After once owning up to the allegations, the Fukuoka man told the MPD later that he lied to protect a woman he lives with, suspecting she had sent the threatening email, according to investigative sources.
The man’s PC was believed to have been infected with the virus when he downloaded free software from the website of 2channel, one of the largest Internet forums in Japan, on Aug. 26, the day before the Tokyo kindergarten received the email threat, the sources said.
The Osaka police arrested Kitamura on Aug. 26 on suspicion of posting an online threat of mass murder on the website of the municipal government. The Osaka District Public Prosecutor’s Office subsequently charged him.

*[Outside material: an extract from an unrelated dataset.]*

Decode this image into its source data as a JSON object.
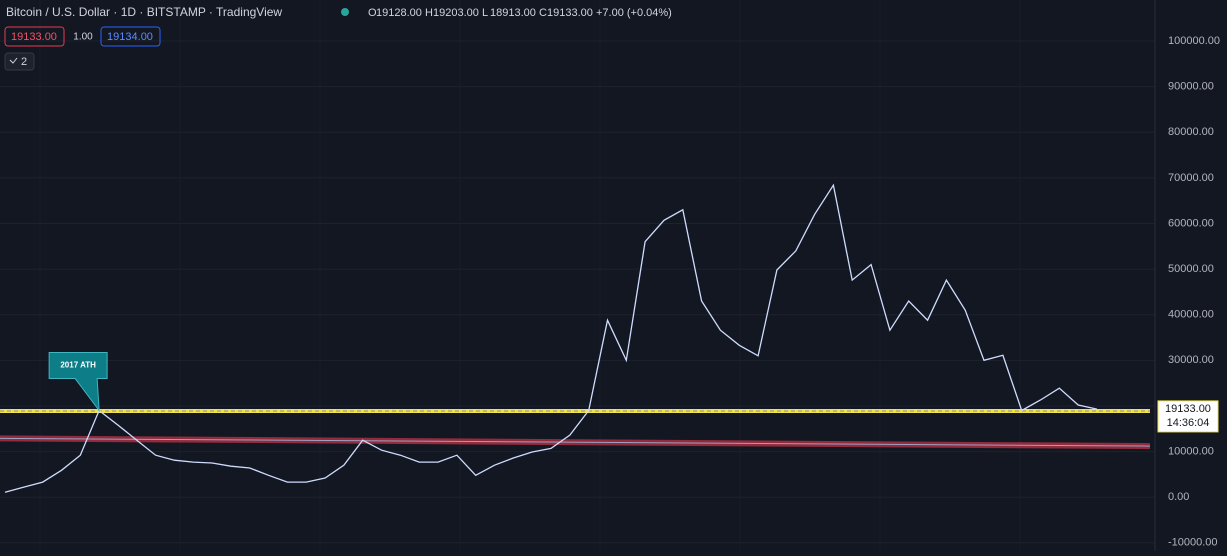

But prosecutors Friday asked the Osaka District Court to cancel Kitamura’s indictment after determining his PC also was infected and thus he, too, was not responsible for the threat. The court the same day canceled the indictment.
Over similar cases involving malicious online messages, Mie police offered an apology to a 28-year-old man Friday for wrongfully arresting him last month for allegedly threatening to blow up Ise Grand Shrine. His PC was found to have been infected with the same virus.
Kanagawa police, who arrested a 19-year-old youth in July on suspicion of threatening to attack an elementary school in a message posted on the website of the city of Yokohama, admitted Saturday the arrest was wrongful and apologized to the suspect.